For now, Kennedy’s campaign adds political pressure at a local level, underscoring the view that fare reform is no longer an abstract national conversation but a question with immediate consequences for household budgets in places like Hexham. If his calls gain traction, they could feed into pilots or trials that experiment with new caps or zonal systems for rail.
What travellers between Hexham and Newcastle should look out for
While the political arguments play out, passengers on the Tyne Valley Line are being urged to keep a close eye on both ticket options and policy announcements. For day to day travel, rail operators continue to advise that those able to plan ahead should use online tools and mobile apps to compare Advance fares, Off Peak options and potential combinations with Metro or bus tickets where relevant.
Regular commuters may still find value in weekly or monthly season tickets, despite the higher underlying fare structure, particularly if they travel at peak times five days a week. However, Kennedy’s focus on fairness has drawn attention to the limits of that advice for people whose working patterns do not fit traditional nine to five schedules, raising the prospect that new flexible season products or capped pay as you go style offers could be part of any future solution.
Passengers are also being encouraged by campaigners to share their experiences with councillors, rail user groups and the mayor’s office.

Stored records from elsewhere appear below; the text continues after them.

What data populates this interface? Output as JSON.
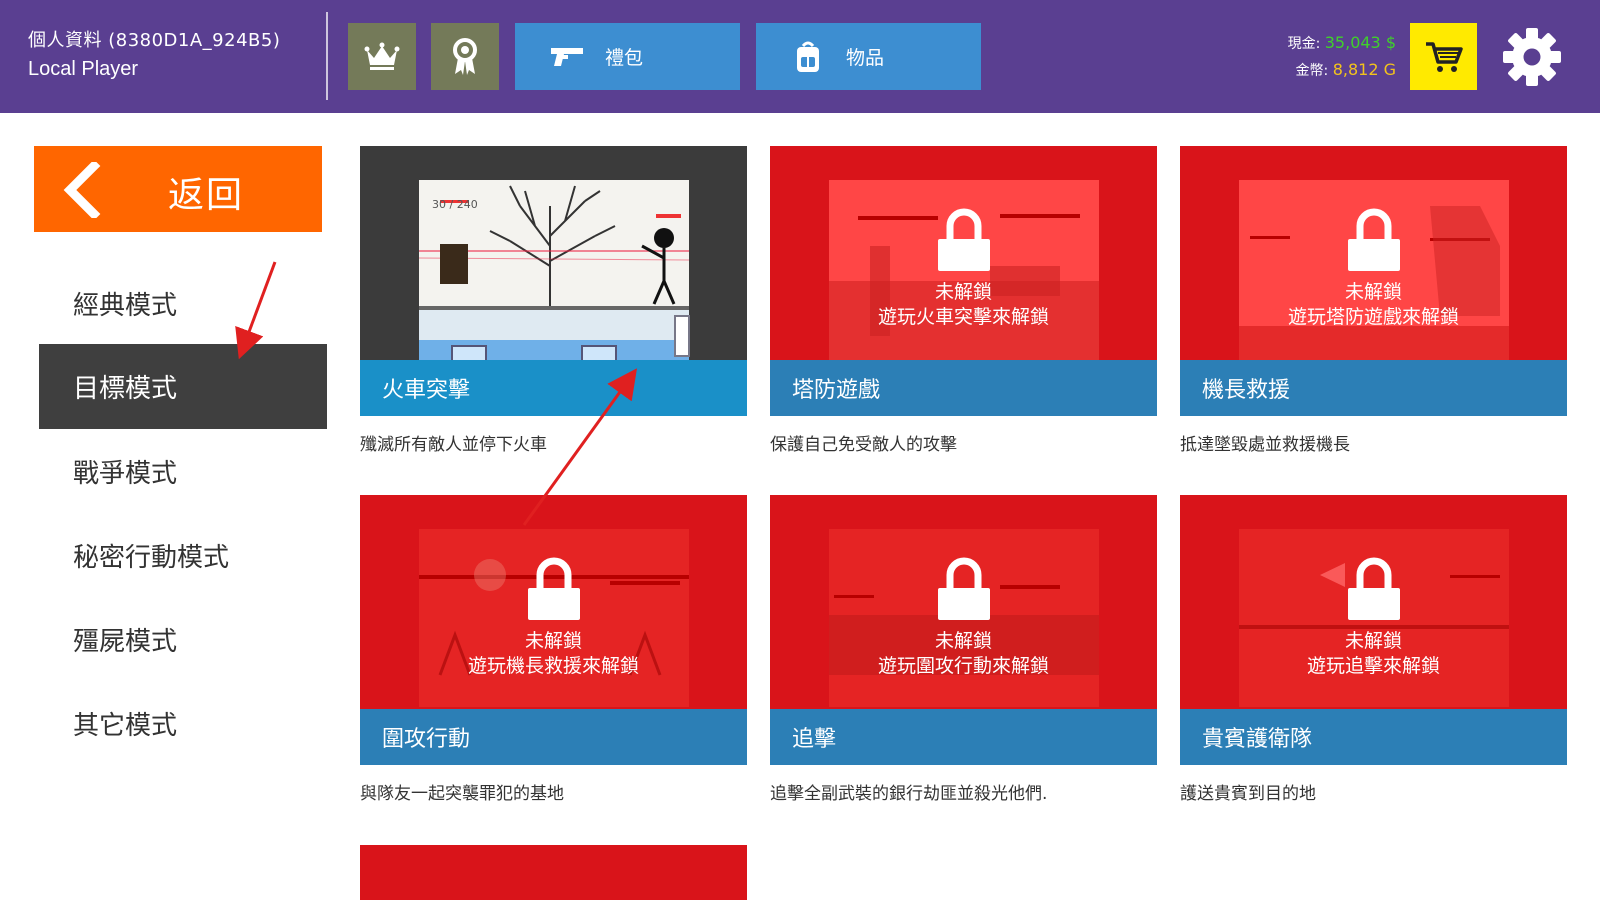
{
  "header": {
    "profile_id": "個人資料 (8380D1A_924B5)",
    "player_name": "Local Player",
    "btn_gift": "禮包",
    "btn_items": "物品",
    "cash_label": "現金:",
    "cash_value": "35,043 $",
    "gold_label": "金幣:",
    "gold_value": "8,812 G"
  },
  "sidebar": {
    "back_label": "返回",
    "items": [
      "經典模式",
      "目標模式",
      "戰爭模式",
      "秘密行動模式",
      "殭屍模式",
      "其它模式"
    ]
  },
  "cards": [
    {
      "title": "火車突擊",
      "desc": "殲滅所有敵人並停下火車",
      "locked": false,
      "art_label": "30 / 240"
    },
    {
      "title": "塔防遊戲",
      "desc": "保護自己免受敵人的攻擊",
      "locked": true,
      "lock_line1": "未解鎖",
      "lock_line2": "遊玩火車突擊來解鎖"
    },
    {
      "title": "機長救援",
      "desc": "抵達墜毀處並救援機長",
      "locked": true,
      "lock_line1": "未解鎖",
      "lock_line2": "遊玩塔防遊戲來解鎖"
    },
    {
      "title": "圍攻行動",
      "desc": "與隊友一起突襲罪犯的基地",
      "locked": true,
      "lock_line1": "未解鎖",
      "lock_line2": "遊玩機長救援來解鎖"
    },
    {
      "title": "追擊",
      "desc": "追擊全副武裝的銀行劫匪並殺光他們.",
      "locked": true,
      "lock_line1": "未解鎖",
      "lock_line2": "遊玩圍攻行動來解鎖"
    },
    {
      "title": "貴賓護衛隊",
      "desc": "護送貴賓到目的地",
      "locked": true,
      "lock_line1": "未解鎖",
      "lock_line2": "遊玩追擊來解鎖"
    }
  ],
  "colors": {
    "header_bg": "#5a3f91",
    "back_orange": "#ff6600",
    "active_nav": "#3f3f3f",
    "locked_red": "#d9141a",
    "caption_blue": "#2c7fb6",
    "cart_yellow": "#ffea00"
  },
  "icons": [
    "crown-icon",
    "ribbon-award-icon",
    "pistol-icon",
    "backpack-icon",
    "cart-icon",
    "gear-icon",
    "padlock-icon",
    "chevron-left-icon"
  ]
}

Stories of how current prices impact decisions about work, study or leisure can help build the evidence base that local and regional leaders say they need when making the case for change to government and industry.
In the coming months, travellers between Hexham and Newcastle can expect further public discussion of the issue at council meetings, transport board sessions and community forums. Any formal proposals for fare trials, integrated ticketing or new subsidy arrangements are likely to be consulted on before implementation, giving rail users a direct say in how a more equitable system should look.

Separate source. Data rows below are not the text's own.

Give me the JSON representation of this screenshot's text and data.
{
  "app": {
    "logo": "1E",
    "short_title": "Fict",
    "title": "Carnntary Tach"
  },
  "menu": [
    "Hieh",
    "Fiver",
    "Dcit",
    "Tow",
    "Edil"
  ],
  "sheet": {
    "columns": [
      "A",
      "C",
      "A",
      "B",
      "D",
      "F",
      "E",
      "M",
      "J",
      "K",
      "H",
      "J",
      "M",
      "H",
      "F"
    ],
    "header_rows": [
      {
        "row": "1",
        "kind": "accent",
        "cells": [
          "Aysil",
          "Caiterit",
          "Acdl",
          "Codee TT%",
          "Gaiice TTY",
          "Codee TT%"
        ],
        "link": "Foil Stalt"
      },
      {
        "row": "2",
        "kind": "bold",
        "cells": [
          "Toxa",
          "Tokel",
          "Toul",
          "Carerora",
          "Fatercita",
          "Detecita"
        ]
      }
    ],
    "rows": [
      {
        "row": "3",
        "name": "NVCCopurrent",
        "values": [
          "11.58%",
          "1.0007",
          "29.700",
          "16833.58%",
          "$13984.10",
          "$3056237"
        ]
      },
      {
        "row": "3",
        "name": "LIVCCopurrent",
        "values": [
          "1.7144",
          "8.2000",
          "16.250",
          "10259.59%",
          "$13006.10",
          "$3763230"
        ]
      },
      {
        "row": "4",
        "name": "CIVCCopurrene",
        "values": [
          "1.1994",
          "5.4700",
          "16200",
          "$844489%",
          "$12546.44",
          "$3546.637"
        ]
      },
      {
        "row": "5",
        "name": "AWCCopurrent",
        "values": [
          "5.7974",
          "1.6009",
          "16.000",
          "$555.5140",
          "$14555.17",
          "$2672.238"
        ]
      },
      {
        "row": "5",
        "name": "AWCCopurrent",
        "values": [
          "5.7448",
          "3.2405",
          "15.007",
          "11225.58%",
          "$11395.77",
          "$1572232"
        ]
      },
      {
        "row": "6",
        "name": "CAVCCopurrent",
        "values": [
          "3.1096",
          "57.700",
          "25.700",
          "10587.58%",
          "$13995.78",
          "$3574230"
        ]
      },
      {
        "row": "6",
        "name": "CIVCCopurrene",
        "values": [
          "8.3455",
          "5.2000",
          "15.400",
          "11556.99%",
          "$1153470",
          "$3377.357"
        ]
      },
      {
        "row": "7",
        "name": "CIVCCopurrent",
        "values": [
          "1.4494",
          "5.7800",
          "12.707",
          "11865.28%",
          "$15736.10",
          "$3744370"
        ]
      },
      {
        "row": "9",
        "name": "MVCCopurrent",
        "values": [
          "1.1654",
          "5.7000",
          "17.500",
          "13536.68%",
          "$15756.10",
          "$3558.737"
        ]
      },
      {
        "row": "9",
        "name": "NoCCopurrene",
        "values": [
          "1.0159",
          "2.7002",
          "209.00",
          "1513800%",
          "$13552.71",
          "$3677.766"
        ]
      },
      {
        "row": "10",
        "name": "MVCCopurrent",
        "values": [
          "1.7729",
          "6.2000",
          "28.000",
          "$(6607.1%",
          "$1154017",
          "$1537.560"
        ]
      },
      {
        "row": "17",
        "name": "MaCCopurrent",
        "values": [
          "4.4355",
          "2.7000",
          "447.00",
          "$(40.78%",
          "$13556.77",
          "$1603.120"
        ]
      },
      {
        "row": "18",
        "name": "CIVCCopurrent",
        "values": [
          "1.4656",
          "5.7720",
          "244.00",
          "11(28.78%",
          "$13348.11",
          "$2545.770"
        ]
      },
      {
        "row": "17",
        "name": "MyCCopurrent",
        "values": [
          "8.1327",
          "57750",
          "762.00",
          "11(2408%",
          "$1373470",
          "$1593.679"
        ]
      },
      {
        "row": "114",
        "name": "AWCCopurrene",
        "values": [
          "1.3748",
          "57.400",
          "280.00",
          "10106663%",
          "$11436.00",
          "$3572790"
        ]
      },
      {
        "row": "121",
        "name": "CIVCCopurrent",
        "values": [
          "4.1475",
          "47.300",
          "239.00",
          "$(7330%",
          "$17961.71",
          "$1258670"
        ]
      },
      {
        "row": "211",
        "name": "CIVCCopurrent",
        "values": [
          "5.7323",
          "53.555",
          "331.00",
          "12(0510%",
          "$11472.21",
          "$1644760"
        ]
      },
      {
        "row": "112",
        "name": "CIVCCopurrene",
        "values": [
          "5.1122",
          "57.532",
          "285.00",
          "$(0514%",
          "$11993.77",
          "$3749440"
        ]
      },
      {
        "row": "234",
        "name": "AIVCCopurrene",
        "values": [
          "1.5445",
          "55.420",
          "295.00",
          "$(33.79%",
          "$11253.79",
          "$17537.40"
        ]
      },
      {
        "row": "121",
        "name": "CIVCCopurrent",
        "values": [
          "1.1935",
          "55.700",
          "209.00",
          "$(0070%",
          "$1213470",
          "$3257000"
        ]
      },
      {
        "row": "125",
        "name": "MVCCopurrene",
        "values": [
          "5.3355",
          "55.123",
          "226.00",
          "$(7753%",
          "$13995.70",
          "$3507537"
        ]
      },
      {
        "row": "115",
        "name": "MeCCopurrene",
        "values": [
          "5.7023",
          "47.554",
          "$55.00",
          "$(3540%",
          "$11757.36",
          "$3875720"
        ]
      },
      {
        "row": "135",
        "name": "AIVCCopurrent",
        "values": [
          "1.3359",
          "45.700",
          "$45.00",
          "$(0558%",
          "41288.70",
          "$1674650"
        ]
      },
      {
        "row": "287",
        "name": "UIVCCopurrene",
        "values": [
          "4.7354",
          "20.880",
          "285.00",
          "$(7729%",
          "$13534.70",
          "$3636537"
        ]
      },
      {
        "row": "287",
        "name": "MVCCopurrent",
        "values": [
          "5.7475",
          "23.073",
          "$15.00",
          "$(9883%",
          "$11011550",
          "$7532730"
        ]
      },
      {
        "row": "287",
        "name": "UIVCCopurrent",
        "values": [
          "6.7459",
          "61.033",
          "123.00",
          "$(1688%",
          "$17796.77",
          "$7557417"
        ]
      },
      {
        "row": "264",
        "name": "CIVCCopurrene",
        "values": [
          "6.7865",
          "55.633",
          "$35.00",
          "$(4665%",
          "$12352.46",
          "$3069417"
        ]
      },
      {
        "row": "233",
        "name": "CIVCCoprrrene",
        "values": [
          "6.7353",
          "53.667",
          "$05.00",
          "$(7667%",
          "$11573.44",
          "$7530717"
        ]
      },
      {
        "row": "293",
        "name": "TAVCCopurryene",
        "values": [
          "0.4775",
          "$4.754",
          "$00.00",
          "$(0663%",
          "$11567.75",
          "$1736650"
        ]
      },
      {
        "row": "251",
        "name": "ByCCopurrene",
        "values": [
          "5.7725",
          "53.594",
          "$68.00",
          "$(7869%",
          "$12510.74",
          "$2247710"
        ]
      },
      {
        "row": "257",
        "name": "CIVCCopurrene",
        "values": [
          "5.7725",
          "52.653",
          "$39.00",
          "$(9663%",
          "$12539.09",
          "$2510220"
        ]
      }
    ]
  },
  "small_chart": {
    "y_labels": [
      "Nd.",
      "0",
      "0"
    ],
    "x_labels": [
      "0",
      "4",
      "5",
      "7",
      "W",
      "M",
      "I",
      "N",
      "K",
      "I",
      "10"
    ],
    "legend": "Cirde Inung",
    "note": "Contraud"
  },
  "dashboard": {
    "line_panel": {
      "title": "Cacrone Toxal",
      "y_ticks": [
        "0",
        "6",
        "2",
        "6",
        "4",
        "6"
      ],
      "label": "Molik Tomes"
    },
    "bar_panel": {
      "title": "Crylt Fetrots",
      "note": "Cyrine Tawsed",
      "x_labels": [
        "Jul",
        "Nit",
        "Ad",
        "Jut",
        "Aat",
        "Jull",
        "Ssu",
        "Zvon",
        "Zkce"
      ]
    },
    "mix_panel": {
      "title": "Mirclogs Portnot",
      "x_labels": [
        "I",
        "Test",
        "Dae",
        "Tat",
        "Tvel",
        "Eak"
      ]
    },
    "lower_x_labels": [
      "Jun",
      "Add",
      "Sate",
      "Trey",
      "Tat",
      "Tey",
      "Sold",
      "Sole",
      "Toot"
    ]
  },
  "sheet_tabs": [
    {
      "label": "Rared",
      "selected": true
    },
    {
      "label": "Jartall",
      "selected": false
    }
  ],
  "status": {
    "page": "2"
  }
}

The broader stakes for Northumberland’s rail future
Ultimately, the campaign for fairer fares between Hexham and Newcastle is about more than just one stretch of track. It taps into wider questions about how Northumberland and the wider North East want their transport network to function as new lines reopen, services expand and the pressure to cut carbon emissions grows.
Supporters of Kennedy’s push believe that if the region is serious about encouraging people out of cars and onto trains, buses and the Metro, then price has to be part of the equation, not an afterthought. They argue that headline grabbing projects like the Northumberland Line demonstrate what is possible when affordability is built in from the start, and that the same logic should now be applied to the legacy routes that knit the county together.

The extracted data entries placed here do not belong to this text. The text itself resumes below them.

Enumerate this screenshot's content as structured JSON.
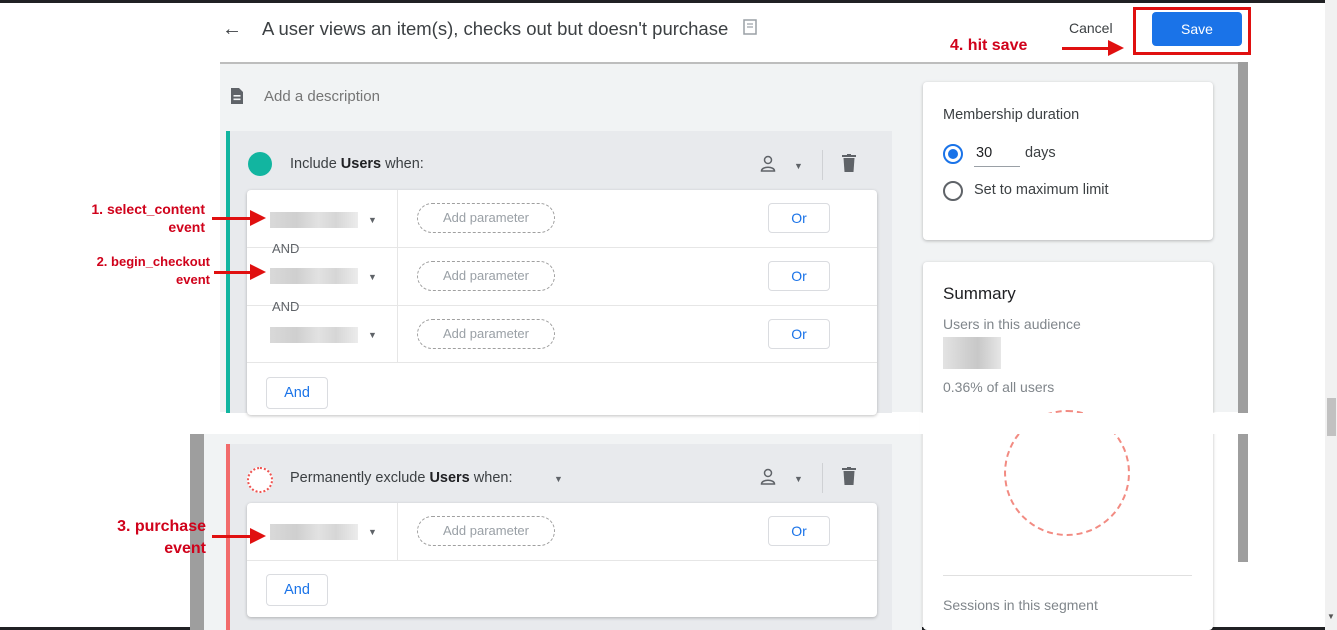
{
  "header": {
    "back_icon": "arrow-left-icon",
    "title": "A user views an item(s), checks out but doesn't purchase",
    "cancel_label": "Cancel",
    "save_label": "Save"
  },
  "description": {
    "icon": "document-icon",
    "placeholder": "Add a description"
  },
  "include_group": {
    "label_prefix": "Include ",
    "label_bold": "Users",
    "label_suffix": " when:",
    "accent_color": "#12b5a0",
    "rows": [
      {
        "parameter_label": "Add parameter",
        "or_label": "Or",
        "connector": "AND"
      },
      {
        "parameter_label": "Add parameter",
        "or_label": "Or",
        "connector": "AND"
      },
      {
        "parameter_label": "Add parameter",
        "or_label": "Or"
      }
    ],
    "and_label": "And"
  },
  "exclude_group": {
    "label_prefix": "Permanently exclude ",
    "label_bold": "Users",
    "label_suffix": " when:",
    "accent_color": "#f26b6b",
    "rows": [
      {
        "parameter_label": "Add parameter",
        "or_label": "Or"
      }
    ],
    "and_label": "And"
  },
  "membership": {
    "title": "Membership duration",
    "duration_value": "30",
    "duration_unit": "days",
    "max_option": "Set to maximum limit"
  },
  "summary": {
    "title": "Summary",
    "users_label": "Users in this audience",
    "percent_text": "0.36% of all users",
    "sessions_label": "Sessions in this segment"
  },
  "annotations": {
    "step1_line1": "1. select_content",
    "step1_line2": "event",
    "step2_line1": "2. begin_checkout",
    "step2_line2": "event",
    "step3_line1": "3. purchase",
    "step3_line2": "event",
    "step4": "4. hit save",
    "color": "#d0021b"
  },
  "colors": {
    "primary": "#1a73e8",
    "annotation": "#e01010"
  }
}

Opponents of large scale subsidies warn that cutting fares on established lines without new funding could force difficult trade offs elsewhere in the system, from reduced investment in infrastructure to pressure on already stretched public budgets. They say any move towards standardised fares must be matched by a clear understanding of how lost revenue will be replaced and how benefits will be measured.
For now, the Hexham campaign has succeeded in putting the question of rail fairness firmly on the regional agenda. As national reforms inch forward and devolved powers mature, the outcome of this local row could help shape how much it costs to travel by train in Northumberland for years to come and whether the promise of affordable, joined up public transport extends to every corner of the county, not just those served by the newest lines.